True Detective’in senaryo yazarı Nick Pizzolatto da esasında bir kitap yazarı ve sizin müziğinizde bir yandan da sahip olduğunuz edebi tona vurulmuş olmalı… Sadece şarkı sözleri mi yazıyorsun, yoksa kitap ya da senaryo gibi yan projelerin de var mı?
Evet, “Evil” adında, kısa hikayelerden oluşan bir kitap ve “Wilderness” adlı, hayvanlar hakkında yazılarımın bulunduğu bir başka kitap daha yazdım. Senaryom yok ama. Şu sıralarda ise perili bir Wal-Mart’ı konu alan bir roman üzerinde çalışıyorum.

Her köşe başında çok iyi müzisyenlerin olduğu koca bir ülkedesiniz. Bizlere henüz keşfedilmemiş birkaç isim verebilir misin?
Biz Daniel Knox’un çok büyük hayranlarıyız. Bu senenin sonlarına doğru Carrot Top’tan bir albümü çıkacak. Amerikan yaşamı hakkında garip ve hüzünlü ve güzel şarkılar.

'ANDREW BİRD İLE BİRBİRİMİZDEN İLHAM ALIYORUZ'

Bildiğim kadarıyla geçen sene, Türkiye’de de bayağı seveni olan Andrew Bird ile turneye çıktınız.

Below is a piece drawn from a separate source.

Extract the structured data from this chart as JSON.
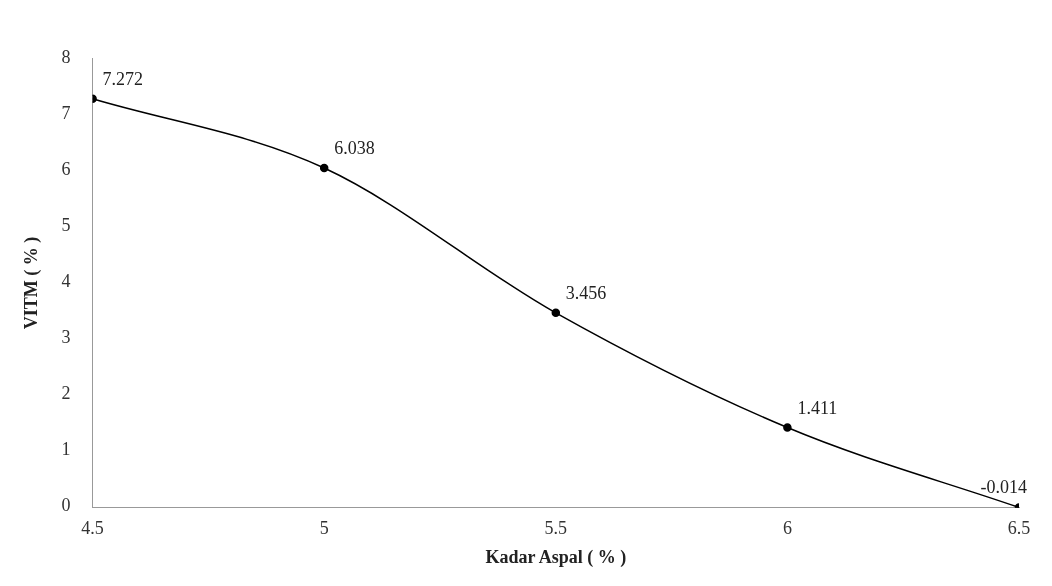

Onlarla nasıl bir araya geldiniz?
Chicago’dan eski arkadaşlarız. Aslında daha önceleri biz Andrew’u kendi turnelerimizde yanımıza alırdık ve ne kadar yetenekli olduğundan herkese bahsedip dururduk. Şimdiyse aynısını Andrew bizim için yapıyor. Karşılıklı olarak birbirimizin işlerine büyük bir saygı duyuyoruz. Birbirimizden ilham alıyoruz çünkü belki de şarkı yazma olayına farklı şekillerde yaklaşıyoruz. Andrew’un beyni bana sanki gizemli bir ateşmiş gibi geliyor.

Geçtiğimiz Haziran ayında sizin şarkılarınızdan oluşan bir cover albüm çıkardı. Albümü nasıl buldun?
Bayıldık. Bizim şarkılarımıza getirdiği yeni yorumları dinlediğimde bayağı bayağı ağladım. Kendi şarkılarımızı tamamen farklı açılardan duyabilmemiz için bizlere içtenlikle yardım ederken, aynı zamanda hakikaten de “söyledikleri işitilmiş ve anlaşılmış” hissettirdi. Bu çok mutluluk verici.

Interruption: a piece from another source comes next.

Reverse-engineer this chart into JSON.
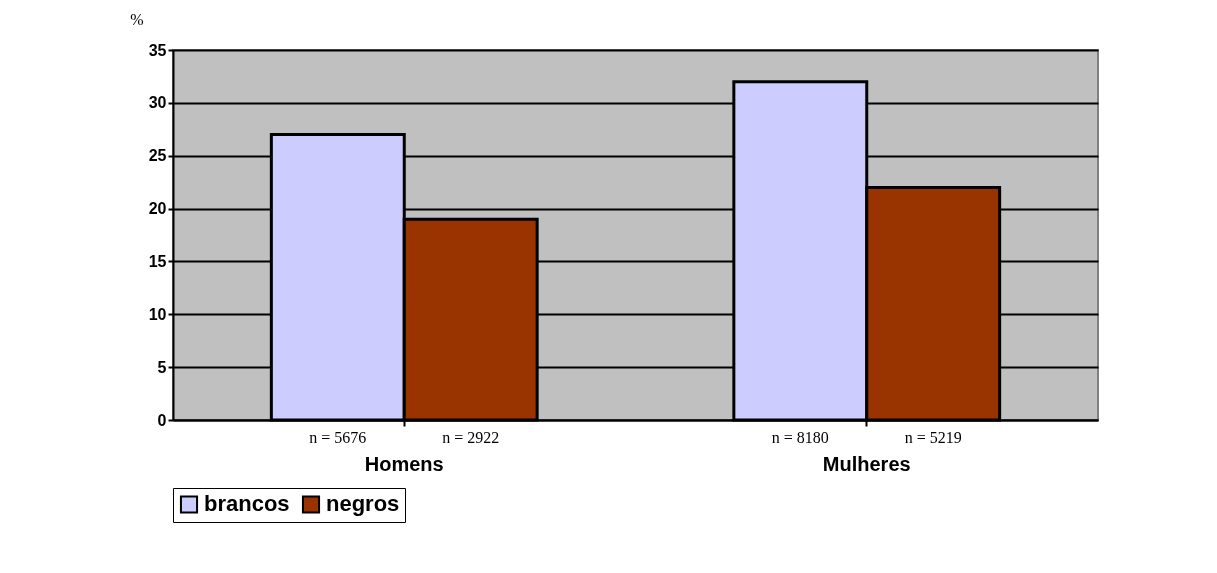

'TRUE DETECTİVE İÇİN BU ŞARKIYI NASIL BULDULAR HALA ANLAMADIM'

True Detective’e geçmeden… Yıllardır Breaking Bad’in de çekildiği Albuquerque’de yaşıyorsunuz. BB yıllarında dizinin müziklerine katkıda bulunmayı hayal etmiş miydiniz hiç?
Elbette. Mesela “Thousand Diamond Rings” gibi Albuquerque hakkında yazılmış bir sürü şarkımız var. Ama işte işler her zaman sizin arzuladığınız ya da hayal ettiğiniz gibi gitmiyor.

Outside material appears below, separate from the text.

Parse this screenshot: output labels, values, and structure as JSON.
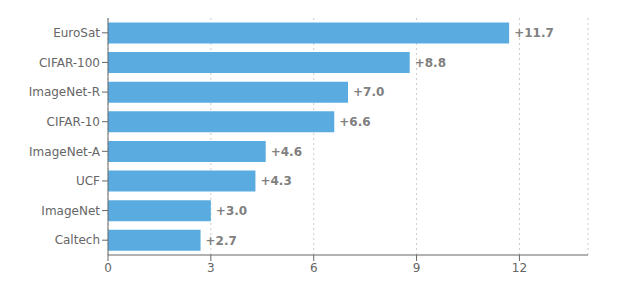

Popüler olmayan güzel bir şarkı “keşfettiğimde”, bunu genellikle kendime saklama gibi kötü bir huyum var. True Detective sonrası gelen Far From Any Road merkezli popülariteyi sizin vefakar hayranlarınız nasıl karşıladı?
Çok uzun zamandır zorluklar yaşıyorduk ve hiçbir zaman da öyle popüler filan olmamıştık. Dolayısıyla, o güzel olanı kendine saklama güdüsü dışında, işlerin biraz olsun yoluna girmesinden dolayı hayranlarımızın çok mutlu olduklarını söyleyebilirim.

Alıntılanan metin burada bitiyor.